Closing Cost rule lens: Texas

5 min read

Published April 15, 2026 • By DocketMath Team

The rule in plain language

Run this scenario in DocketMath using the Closing Cost calculator.

In Texas, this closing cost rule lens (powered by DocketMath) uses a default timing framework tied to Texas Code of Criminal Procedure, Chapter 12.

Key point up front (based on your jurisdiction notes): no claim-type-specific sub-rule was identified for this lens. That means the calculator should rely on the general/default period rather than a specialized override.

What that looks like in practice:

  • DocketMath (tool name): closing-cost
  • Jurisdiction: Texas (US-TX)
  • Timing rule used: general/default period from Texas Code of Criminal Procedure, Chapter 12
  • No claim-type-specific override found (per the jurisdiction notes provided)

The default period used in this lens

Your jurisdiction data specifies:

  • General SOL Period: 0.0833333333 years

That converts to about 1 month:

  • 0.0833333333 × 12 ≈ 1 month

Statutory anchor (Texas)

The cited statutory source for this general/default timing framework is:

Note: This lens applies the general/default period (1 month) because the provided materials did not identify any claim-type-specific timing sub-rule for this use case.

How to think about “closing cost” timing in this lens

Even though “closing costs” sounds like a financial workflow concept, in this lens the focus is on the time window assumption DocketMath uses when translating inputs into outputs.

So you’re not only “plugging numbers”—you’re also choosing a timing assumption (Texas general/default = 1 month) that can change results.

Why it matters for calculations

When a calculation depends on a timing window, the window length can directly affect the computed “effective” amount—especially for items that are prorated, amortized, or normalized over time.

Below are practical ways the 1-month default can change what you see in DocketMath.

1) The time window can scale the output

If the DocketMath closing-cost computation treats the figure as time-sensitive (for example, via proration or schedule-based normalization), then changing the timing assumption changes the output.

  • Baseline in this lens (US-TX): 0.0833333333 years (≈ 1 month)
  • If another window applied (not identified here): output could move proportionally

2) Jurisdiction awareness changes which default you get

Because this lens is jurisdiction-aware, selecting Texas (US-TX) determines which default timing period is used.

  • In this Texas lens, that default is from Chapter 12
  • Without a claim-type-specific sub-rule identified, the calculator uses the general/default only

3) “General/default only” means fewer assumptions, but also fewer exceptions

Because your notes indicate no claim-type-specific sub-rule was found, treat this as a uniform baseline, not a complete map of every possible Texas exception.

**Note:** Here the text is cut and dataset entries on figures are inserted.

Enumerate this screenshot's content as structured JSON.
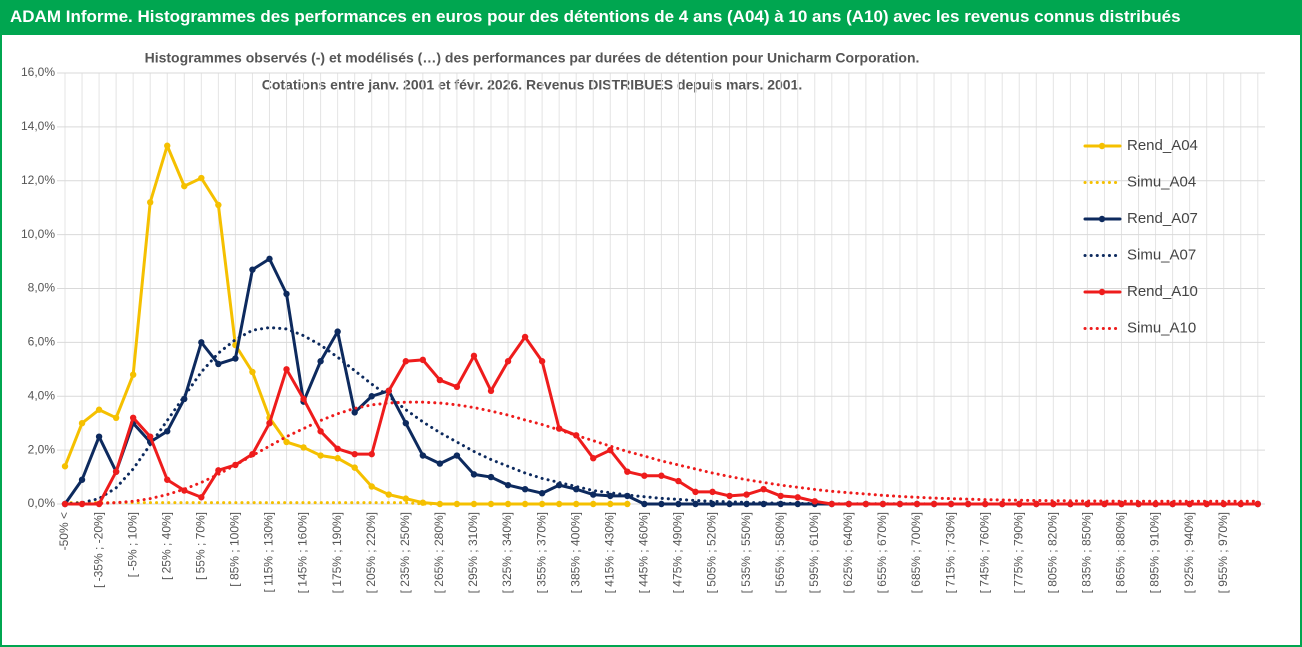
{
  "banner": "ADAM Informe. Histogrammes des performances en euros pour des détentions de 4 ans (A04) à 10 ans (A10) avec les revenus connus distribués",
  "chart_data": {
    "type": "line",
    "title": "Histogrammes observés (-) et modélisés (…) des performances par durées de détention pour Unicharm Corporation.",
    "subtitle": "Cotations entre janv. 2001 et févr. 2026. Revenus DISTRIBUES depuis mars. 2001.",
    "categories": [
      "-50% <",
      null,
      "[ -35% ; -20%]",
      null,
      "[ -5% ; 10%]",
      null,
      "[ 25% ; 40%]",
      null,
      "[ 55% ; 70%]",
      null,
      "[ 85% ; 100%]",
      null,
      "[ 115% ; 130%]",
      null,
      "[ 145% ; 160%]",
      null,
      "[ 175% ; 190%]",
      null,
      "[ 205% ; 220%]",
      null,
      "[ 235% ; 250%]",
      null,
      "[ 265% ; 280%]",
      null,
      "[ 295% ; 310%]",
      null,
      "[ 325% ; 340%]",
      null,
      "[ 355% ; 370%]",
      null,
      "[ 385% ; 400%]",
      null,
      "[ 415% ; 430%]",
      null,
      "[ 445% ; 460%]",
      null,
      "[ 475% ; 490%]",
      null,
      "[ 505% ; 520%]",
      null,
      "[ 535% ; 550%]",
      null,
      "[ 565% ; 580%]",
      null,
      "[ 595% ; 610%]",
      null,
      "[ 625% ; 640%]",
      null,
      "[ 655% ; 670%]",
      null,
      "[ 685% ; 700%]",
      null,
      "[ 715% ; 730%]",
      null,
      "[ 745% ; 760%]",
      null,
      "[ 775% ; 790%]",
      null,
      "[ 805% ; 820%]",
      null,
      "[ 835% ; 850%]",
      null,
      "[ 865% ; 880%]",
      null,
      "[ 895% ; 910%]",
      null,
      "[ 925% ; 940%]",
      null,
      "[ 955% ; 970%]",
      null,
      null
    ],
    "ylim": [
      0,
      16
    ],
    "yticks": [
      {
        "value": 0,
        "label": "0,0%"
      },
      {
        "value": 2,
        "label": "2,0%"
      },
      {
        "value": 4,
        "label": "4,0%"
      },
      {
        "value": 6,
        "label": "6,0%"
      },
      {
        "value": 8,
        "label": "8,0%"
      },
      {
        "value": 10,
        "label": "10,0%"
      },
      {
        "value": 12,
        "label": "12,0%"
      },
      {
        "value": 14,
        "label": "14,0%"
      },
      {
        "value": 16,
        "label": "16,0%"
      }
    ],
    "grid": true,
    "legend": "right",
    "series": [
      {
        "name": "Rend_A04",
        "color": "#f5c000",
        "style": "solid",
        "values": [
          1.4,
          3.0,
          3.5,
          3.2,
          4.8,
          11.2,
          13.3,
          11.8,
          12.1,
          11.1,
          5.9,
          4.9,
          3.2,
          2.3,
          2.1,
          1.8,
          1.7,
          1.35,
          0.65,
          0.35,
          0.2,
          0.05,
          0,
          0,
          0,
          0,
          0,
          0,
          0,
          0,
          0,
          0,
          0,
          0,
          null,
          null,
          null,
          null,
          null,
          null,
          null,
          null,
          null,
          null,
          null,
          null,
          null,
          null,
          null,
          null,
          null,
          null,
          null,
          null,
          null,
          null,
          null,
          null,
          null,
          null,
          null,
          null,
          null,
          null,
          null,
          null,
          null,
          null,
          null,
          null,
          null
        ]
      },
      {
        "name": "Simu_A04",
        "color": "#f5c000",
        "style": "dotted",
        "values": [
          0.05,
          0.05,
          0.05,
          0.05,
          0.05,
          0.05,
          0.05,
          0.05,
          0.05,
          0.05,
          0.05,
          0.05,
          0.05,
          0.05,
          0.05,
          0.05,
          0.05,
          0.05,
          0.05,
          0.05,
          0.05,
          0,
          0,
          0,
          0,
          0,
          0,
          0,
          0,
          0,
          0,
          0,
          0,
          0,
          null,
          null,
          null,
          null,
          null,
          null,
          null,
          null,
          null,
          null,
          null,
          null,
          null,
          null,
          null,
          null,
          null,
          null,
          null,
          null,
          null,
          null,
          null,
          null,
          null,
          null,
          null,
          null,
          null,
          null,
          null,
          null,
          null,
          null,
          null,
          null,
          null
        ]
      },
      {
        "name": "Rend_A07",
        "color": "#0d2a5e",
        "style": "solid",
        "values": [
          0,
          0.9,
          2.5,
          1.2,
          3.0,
          2.3,
          2.7,
          3.9,
          6.0,
          5.2,
          5.4,
          8.7,
          9.1,
          7.8,
          3.8,
          5.3,
          6.4,
          3.4,
          4.0,
          4.2,
          3.0,
          1.8,
          1.5,
          1.8,
          1.1,
          1.0,
          0.7,
          0.55,
          0.4,
          0.7,
          0.55,
          0.35,
          0.3,
          0.3,
          0,
          0,
          0,
          0,
          0,
          0,
          0,
          0,
          0,
          0,
          0,
          0,
          0,
          0,
          0,
          0,
          0,
          0,
          0,
          0,
          0,
          0,
          0,
          0,
          0,
          0,
          0,
          0,
          0,
          0,
          0,
          0,
          0,
          0,
          0,
          0,
          0
        ]
      },
      {
        "name": "Simu_A07",
        "color": "#0d2a5e",
        "style": "dotted",
        "values": [
          0,
          0.05,
          0.2,
          0.6,
          1.3,
          2.2,
          3.1,
          4.0,
          4.9,
          5.6,
          6.1,
          6.45,
          6.55,
          6.5,
          6.25,
          5.9,
          5.45,
          4.95,
          4.45,
          4.0,
          3.5,
          3.05,
          2.65,
          2.3,
          1.95,
          1.65,
          1.4,
          1.15,
          0.95,
          0.8,
          0.65,
          0.5,
          0.42,
          0.33,
          0.27,
          0.21,
          0.17,
          0.13,
          0.1,
          0.08,
          0.06,
          0.04,
          0.03,
          0.02,
          0.02,
          0.01,
          0.01,
          0.01,
          0.01,
          0.01,
          0.01,
          0,
          0,
          0,
          0,
          0,
          0,
          0,
          0,
          0,
          0,
          0,
          0,
          0,
          0,
          0,
          0,
          0,
          0,
          0,
          0
        ]
      },
      {
        "name": "Rend_A10",
        "color": "#ee1c1c",
        "style": "solid",
        "values": [
          0,
          0,
          0,
          1.2,
          3.2,
          2.5,
          0.9,
          0.5,
          0.25,
          1.25,
          1.45,
          1.85,
          3.0,
          5.0,
          3.9,
          2.7,
          2.05,
          1.85,
          1.85,
          4.2,
          5.3,
          5.35,
          4.6,
          4.35,
          5.5,
          4.2,
          5.3,
          6.2,
          5.3,
          2.8,
          2.55,
          1.7,
          2.0,
          1.2,
          1.05,
          1.05,
          0.85,
          0.45,
          0.45,
          0.3,
          0.35,
          0.55,
          0.3,
          0.25,
          0.1,
          0,
          0,
          0,
          0,
          0,
          0,
          0,
          0,
          0,
          0,
          0,
          0,
          0,
          0,
          0,
          0,
          0,
          0,
          0,
          0,
          0,
          0,
          0,
          0,
          0,
          0
        ]
      },
      {
        "name": "Simu_A10",
        "color": "#ee1c1c",
        "style": "dotted",
        "values": [
          0,
          0,
          0.02,
          0.05,
          0.1,
          0.2,
          0.35,
          0.55,
          0.8,
          1.1,
          1.45,
          1.8,
          2.15,
          2.5,
          2.8,
          3.1,
          3.35,
          3.55,
          3.68,
          3.75,
          3.78,
          3.78,
          3.75,
          3.68,
          3.58,
          3.45,
          3.3,
          3.12,
          2.95,
          2.75,
          2.55,
          2.35,
          2.15,
          1.95,
          1.78,
          1.6,
          1.45,
          1.3,
          1.15,
          1.02,
          0.9,
          0.8,
          0.7,
          0.62,
          0.54,
          0.47,
          0.42,
          0.37,
          0.32,
          0.28,
          0.25,
          0.22,
          0.2,
          0.18,
          0.16,
          0.15,
          0.14,
          0.13,
          0.12,
          0.12,
          0.11,
          0.11,
          0.1,
          0.1,
          0.1,
          0.1,
          0.1,
          0.1,
          0.1,
          0.1,
          0.1
        ]
      }
    ]
  }
}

If your scenario actually has a different trigger, different classification, or a specialized timeline, the true period might differ from 1 month—yet the lens will only reflect what it has identified (the default).

Pitfall to avoid: assuming a claim-type-specific Texas rule applies when it was not identified in the jurisdiction notes for this lens can skew the results.

Quick intuition: how time changes scale

Use this mental model when reading outputs (whether it scales exactly linearly depends on DocketMath’s internal logic, but time-window sensitivity is the key):

Timing window assumptionYears valueRelative effect vs. 1-month baseline
1 month0.08333333331.00×
2 months0.1666666666~2.00× (if prorated/linear)
15 days0.0416666666~0.50× (if prorated/linear)

Use the calculator

DocketMath’s closing-cost calculator converts your inputs into outputs using this Texas rule lens.

For Texas (US-TX), the timing default used in this lens is:

Primary CTA (tool entry point)

Use the tool here:

  • /tools/closing-cost

Inputs to expect (and how they affect outputs)

While the exact fields can vary by calculator configuration, a practical workflow generally looks like this:

  1. Jurisdiction

    • Select US-TX
    • This locks the timing default to Chapter 12 general/default = 1 month
  2. Timing/date inputs

    • Enter date range inputs or anything that represents the time window the tool uses
  3. Cost inputs

    • Enter the fees/charges/amount(s) you want DocketMath to translate into a closing-cost output

How changes typically propagate

  • Shorter timing window → often lower effective closing-cost output (common when prorating)
  • Longer timing window → often higher effective closing-cost output
  • Different jurisdiction selection → different default timing period → different normalization

Warning: Don’t mix timelines. For a Texas (US-TX) run, keep your start/end dates aligned with the same “closing-cost window” the calculator expects; otherwise you can produce internally consistent but conceptually mismatched results.

A simple runbook (repeatable)

Interpreting outputs responsibly (gentle disclaimer)

This lens is not legal advice. It’s a calculation framework that uses the provided jurisdiction data and the cited Texas statutory source to inform timing assumptions inside DocketMath.

If your scenario involves a specialized exception, different triggers, or a category not reflected in the “general/default only” setup, you may need a different rules configuration than this lens provides.